Propionibacterium acnes and its phages

University dissertation from Dept of Clinical Sciences

Abstract: Microorganisms are everywhere! They can tolerate many diverse extreme environments, such as the human body. Even though many of us might associate the word microorganism with infections and disease, most are actually either harmless or even beneficial for us. Those commensals often fight off more dangerous bacteria and might also directly benefit their host. The human skin harbors several different microorganisms, with Propionibacterium acnes being one of the most common bacteria. This Gram-positive anaerobe has long been attributed as the cause of acne vulgaris, and is known to cause severe inflammations on orthopedic implants. However, like most bacteria, P. acnes can be infected by specific bacterial viruses, eg. bacteriophages. If those can contribute to the progress of the diseases mentioned is unknown. In this thesis we have investigated the role of P. acnes as both a pathogen and a commensal, and characterized the phages infecting P. acnes. To undertake those studies, we first had to develop a genetic toolbox to better be able to characterize the bacteria and their phages, since there is a huge lack of molecular tools for the study of P. acnes (Paper I). Furthermore, we found that P. acnes that caused inflammations on orthopedic implants had a higher capacity to form biofilms, than did strains isolated from the skin. Thus, the ability to form biofilm seems to be a characteristic of invasive isolates (Paper II). Even though unwanted on orthopedic implants, we found that colonization by P. acnes on the human skin is beneficial for its host. This is due to that P. acnes secretes a heme-oxygenase that protects our cells against free radicals, and increase the viability of the skin cells (Paper III).

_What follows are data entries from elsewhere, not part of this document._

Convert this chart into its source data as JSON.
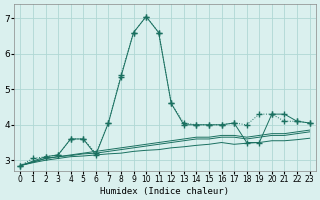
{
  "xlabel": "Humidex (Indice chaleur)",
  "bg_color": "#daf0ee",
  "grid_color": "#b0d8d4",
  "line_color": "#1a7060",
  "xlim": [
    -0.5,
    23.5
  ],
  "ylim": [
    2.7,
    7.4
  ],
  "yticks": [
    3,
    4,
    5,
    6,
    7
  ],
  "xticks": [
    0,
    1,
    2,
    3,
    4,
    5,
    6,
    7,
    8,
    9,
    10,
    11,
    12,
    13,
    14,
    15,
    16,
    17,
    18,
    19,
    20,
    21,
    22,
    23
  ],
  "series": [
    {
      "x": [
        0,
        1,
        2,
        3,
        4,
        5,
        6,
        7,
        8,
        9,
        10,
        11,
        12,
        13,
        14,
        15,
        16,
        17,
        18,
        19,
        20,
        21,
        22,
        23
      ],
      "y": [
        2.85,
        3.05,
        3.1,
        3.15,
        3.6,
        3.6,
        3.2,
        4.05,
        5.4,
        6.6,
        7.05,
        6.6,
        4.6,
        4.05,
        4.0,
        4.0,
        4.0,
        4.05,
        4.0,
        4.3,
        4.3,
        4.1,
        4.1,
        4.05
      ],
      "marker": "+",
      "markersize": 4,
      "linestyle": ":"
    },
    {
      "x": [
        0,
        2,
        3,
        4,
        5,
        6,
        7,
        8,
        9,
        10,
        11,
        12,
        13,
        14,
        15,
        16,
        17,
        18,
        19,
        20,
        21,
        22,
        23
      ],
      "y": [
        2.85,
        3.1,
        3.15,
        3.6,
        3.6,
        3.15,
        4.05,
        5.35,
        6.6,
        7.05,
        6.6,
        4.6,
        4.0,
        4.0,
        4.0,
        4.0,
        4.05,
        3.5,
        3.5,
        4.3,
        4.3,
        4.1,
        4.05
      ],
      "marker": "+",
      "markersize": 4,
      "linestyle": "-"
    },
    {
      "x": [
        0,
        1,
        2,
        3,
        4,
        5,
        6,
        7,
        8,
        9,
        10,
        11,
        12,
        13,
        14,
        15,
        16,
        17,
        18,
        19,
        20,
        21,
        22,
        23
      ],
      "y": [
        2.85,
        2.95,
        3.05,
        3.1,
        3.15,
        3.2,
        3.25,
        3.3,
        3.35,
        3.4,
        3.45,
        3.5,
        3.55,
        3.6,
        3.65,
        3.65,
        3.7,
        3.7,
        3.65,
        3.7,
        3.75,
        3.75,
        3.8,
        3.85
      ],
      "marker": null,
      "markersize": 0,
      "linestyle": "-"
    },
    {
      "x": [
        0,
        1,
        2,
        3,
        4,
        5,
        6,
        7,
        8,
        9,
        10,
        11,
        12,
        13,
        14,
        15,
        16,
        17,
        18,
        19,
        20,
        21,
        22,
        23
      ],
      "y": [
        2.85,
        2.95,
        3.05,
        3.1,
        3.13,
        3.18,
        3.2,
        3.25,
        3.3,
        3.35,
        3.4,
        3.45,
        3.5,
        3.55,
        3.6,
        3.6,
        3.65,
        3.65,
        3.6,
        3.65,
        3.7,
        3.7,
        3.75,
        3.8
      ],
      "marker": null,
      "markersize": 0,
      "linestyle": "-"
    },
    {
      "x": [
        0,
        1,
        2,
        3,
        4,
        5,
        6,
        7,
        8,
        9,
        10,
        11,
        12,
        13,
        14,
        15,
        16,
        17,
        18,
        19,
        20,
        21,
        22,
        23
      ],
      "y": [
        2.85,
        2.93,
        3.0,
        3.05,
        3.1,
        3.12,
        3.15,
        3.18,
        3.2,
        3.25,
        3.28,
        3.3,
        3.35,
        3.38,
        3.42,
        3.45,
        3.5,
        3.45,
        3.48,
        3.5,
        3.55,
        3.55,
        3.58,
        3.62
      ],
      "marker": null,
      "markersize": 0,
      "linestyle": "-"
    }
  ]
}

Furthermore, we characterized several bacteriophages that could infect P. acnes. Those phages had a high capacity to infect and lyse P. acnes (Paper IV). Finally, the sequencing of two of the phages revealed that the phages were not able to integrate their DNA into its host chromosome, but instead, most likely had a pseudolysogenic relation with their host (Paper V). In summary, this thesis can conclude that P. acnes is commonly infected by phages, living in a pseudolysogenic relation. Furthermore, colonization by P. acnes might prove both beneficial and harmful for the host, all depending on the site of colonization.